Test sequences with different resolutions are selected to measure the effect the proposed algorithm produce on frames of different texture complexity. Experimental results are given in Figs. 3 and 4. Figures 3 and 4 indicate the proposed algorithm always achieve more than 30 percent reduction on encoding time with almost negligible increase of BD-bitrate and decrease of BD-PSNR, even 40 percent reduction on encoding time as well as less than 2 percent increase in BD-bitrate.

Fig. 3.
figure 3

ASTP change with the increase of frame size

Fig. 4.
figure 4

BD-bitrate change with the increase of frame size

Experiment results seems indicate that no matter what definition encoding sequence is, proposed algorithm always perform 30 percent to 40 percent reduction on encoding time, averagely cutting down more than other optimizations that have been published in public with 20 percent to 30 percent reduction. If prediction accuracy of BD-bitrate is increased, it is not good in generally achieving 0.8 percent to 1.8 percent compared with other optimizations averagely range from 0.5 percent to 1 percent.
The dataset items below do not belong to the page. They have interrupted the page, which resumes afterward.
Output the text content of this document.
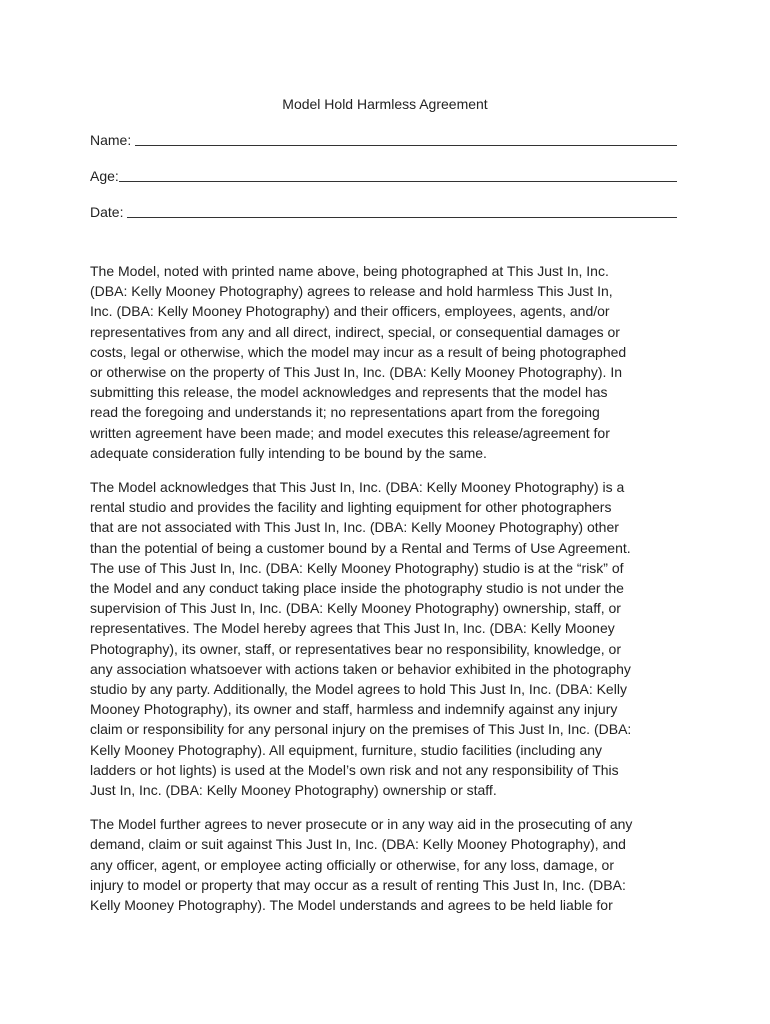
Model Hold Harmless Agreement
Name:
Age:
Date:

The Model, noted with printed name above, being photographed at This Just In, Inc.
(DBA: Kelly Mooney Photography) agrees to release and hold harmless This Just In,
Inc. (DBA: Kelly Mooney Photography) and their officers, employees, agents, and/or
representatives from any and all direct, indirect, special, or consequential damages or
costs, legal or otherwise, which the model may incur as a result of being photographed
or otherwise on the property of This Just In, Inc. (DBA: Kelly Mooney Photography). In
submitting this release, the model acknowledges and represents that the model has
read the foregoing and understands it; no representations apart from the foregoing
written agreement have been made; and model executes this release/agreement for
adequate consideration fully intending to be bound by the same.

The Model acknowledges that This Just In, Inc. (DBA: Kelly Mooney Photography) is a
rental studio and provides the facility and lighting equipment for other photographers
that are not associated with This Just In, Inc. (DBA: Kelly Mooney Photography) other
than the potential of being a customer bound by a Rental and Terms of Use Agreement.
The use of This Just In, Inc. (DBA: Kelly Mooney Photography) studio is at the “risk” of
the Model and any conduct taking place inside the photography studio is not under the
supervision of This Just In, Inc. (DBA: Kelly Mooney Photography) ownership, staff, or
representatives. The Model hereby agrees that This Just In, Inc. (DBA: Kelly Mooney
Photography), its owner, staff, or representatives bear no responsibility, knowledge, or
any association whatsoever with actions taken or behavior exhibited in the photography
studio by any party. Additionally, the Model agrees to hold This Just In, Inc. (DBA: Kelly
Mooney Photography), its owner and staff, harmless and indemnify against any injury
claim or responsibility for any personal injury on the premises of This Just In, Inc. (DBA:
Kelly Mooney Photography). All equipment, furniture, studio facilities (including any
ladders or hot lights) is used at the Model’s own risk and not any responsibility of This
Just In, Inc. (DBA: Kelly Mooney Photography) ownership or staff.

The Model further agrees to never prosecute or in any way aid in the prosecuting of any
demand, claim or suit against This Just In, Inc. (DBA: Kelly Mooney Photography), and
any officer, agent, or employee acting officially or otherwise, for any loss, damage, or
injury to model or property that may occur as a result of renting This Just In, Inc. (DBA:
Kelly Mooney Photography). The Model understands and agrees to be held liable for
For holistic optimization, BD-bitrate increase 0.8 percent to 1.8 percent is not a bad result. For example, the fast inter CU selection method based on pyramid motion divergence [10] with BD-bitrate increase ranges from 1.1 percent to 2.7 percent. It shows the increase of BD-bitrate in our experiments is indeed acceptable.

4 Conclusion

We propose optimization algorithm for intra and inter prediction process based on texture feature and adjacent correlations. Our algorithm achieves remarkable encoding time reduction with almost negligible increment of bit-rate compared to the HEVC, especially applied in encoding high definition video sequences which have become more and more common in multimedia network video transmission.